A partir de 2023, o Programa de Controle de Emissões Veiculares (Proconve) exige a presença do Euro6, o que faz com que os motores emitam 60 vezes menos particulados, diminuindo a poluição na atmosfera. Nesse sentido, o incentivo ao transporte coletivo e a redução do uso de veículos individuais traria resultados tão impactantes quanto a troca de alguns veículos à combustão por elétricos.
“É impossível comparar um ônibus que rodava antigamente com um atual, pois há uma diferença gritante nas emissões entre eles devido à tecnologia e às exigências atuais. Os novos motores contam com tecnologia para a recirculação de gases e sistemas catalisadores e operam com um combustível com menor quantidade de enxofre, como o S10”, explica Amaral Filho.
Além das questões macro, é importante considerar os aspectos específicos de um contrato de transporte. Atualmente, um ônibus elétrico custa seis vezes mais do que um veículo tradicional. “Obrigar os empresários a adquirir esses veículos inviabilizaria a operação, pois o custo aumentaria demais, especialmente se o valor for repassado ao usuário, o que vai impactar a tarifa e reduzir o volume de passageiros”, argumenta.
Por esse motivo, a troca precisa ser muito bem estruturada do ponto de vista econômico e também da autonomia da operação. Um ônibus metropolitano roda entre 300 e 350 quilômetros por dia, e a capacidade dos elétricos costuma ser de 250 quilômetros. Vale destacar que há itinerários na Região Metropolitana com mais de 70 quilômetros. “É possível que ele fique parado para recarregar? Isso precisa ser analisado”, diz.
Nesse contexto, Amaral Filho lembra que, no início do século passado, a frota de ônibus de Nova Iorque era totalmente elétrica e foi abandonada pelo uso do petróleo.

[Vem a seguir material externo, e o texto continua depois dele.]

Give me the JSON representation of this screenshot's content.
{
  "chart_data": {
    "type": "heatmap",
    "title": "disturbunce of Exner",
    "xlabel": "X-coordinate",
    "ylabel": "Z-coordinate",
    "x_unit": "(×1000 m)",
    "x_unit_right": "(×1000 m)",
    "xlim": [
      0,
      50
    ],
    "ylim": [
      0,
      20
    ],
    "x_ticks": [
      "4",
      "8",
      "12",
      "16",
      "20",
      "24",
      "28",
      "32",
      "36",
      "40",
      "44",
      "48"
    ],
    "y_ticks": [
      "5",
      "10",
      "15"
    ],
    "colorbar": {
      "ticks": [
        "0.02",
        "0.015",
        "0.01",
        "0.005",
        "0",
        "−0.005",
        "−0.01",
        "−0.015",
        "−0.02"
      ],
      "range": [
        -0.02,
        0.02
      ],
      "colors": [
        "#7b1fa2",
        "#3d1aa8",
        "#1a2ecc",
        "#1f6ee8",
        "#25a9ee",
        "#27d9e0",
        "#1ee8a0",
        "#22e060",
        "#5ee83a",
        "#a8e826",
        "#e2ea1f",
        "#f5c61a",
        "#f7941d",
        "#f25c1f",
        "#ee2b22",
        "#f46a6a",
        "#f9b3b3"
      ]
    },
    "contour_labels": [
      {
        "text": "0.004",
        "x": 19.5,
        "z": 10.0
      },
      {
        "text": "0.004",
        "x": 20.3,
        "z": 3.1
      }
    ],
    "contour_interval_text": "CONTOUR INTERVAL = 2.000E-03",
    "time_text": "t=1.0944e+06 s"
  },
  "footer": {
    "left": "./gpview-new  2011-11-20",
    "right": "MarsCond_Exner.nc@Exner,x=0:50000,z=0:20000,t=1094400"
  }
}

Por quê? “Era mais barato e mais fácil de distribuir. Agora o tema volta à tona pelos aspectos ambientais”, diz.
De acordo com a pesquisa do ICS, 19% dos brasileiros têm a bicicleta como principal meio de transporte. Para o CEO da Metrocard, é preciso que as bikes sejam integradas aos sistemas de transporte coletivo de forma inteligente. “Qualquer modal de transporte é positivo, desde que ele tenha determinados atributos. A bicicleta como conceito é muito interessante pra última milha, pois dá a autonomia de sair a hora que quiser, exatamente como o veículo privado”, opina.
Mesmo nos sistemas de transporte mais vascularizados, é difícil levar o paciente a todos os locais: ou seja, dos terminais até a sua casa ou trabalho. “É equivocado pensar a bicicleta como um transporte de massa, mas é importante que ela seja integrada ao sistema”, diz, citando a possibilidade de espaços seguros para estacionar esses veículos em terminais.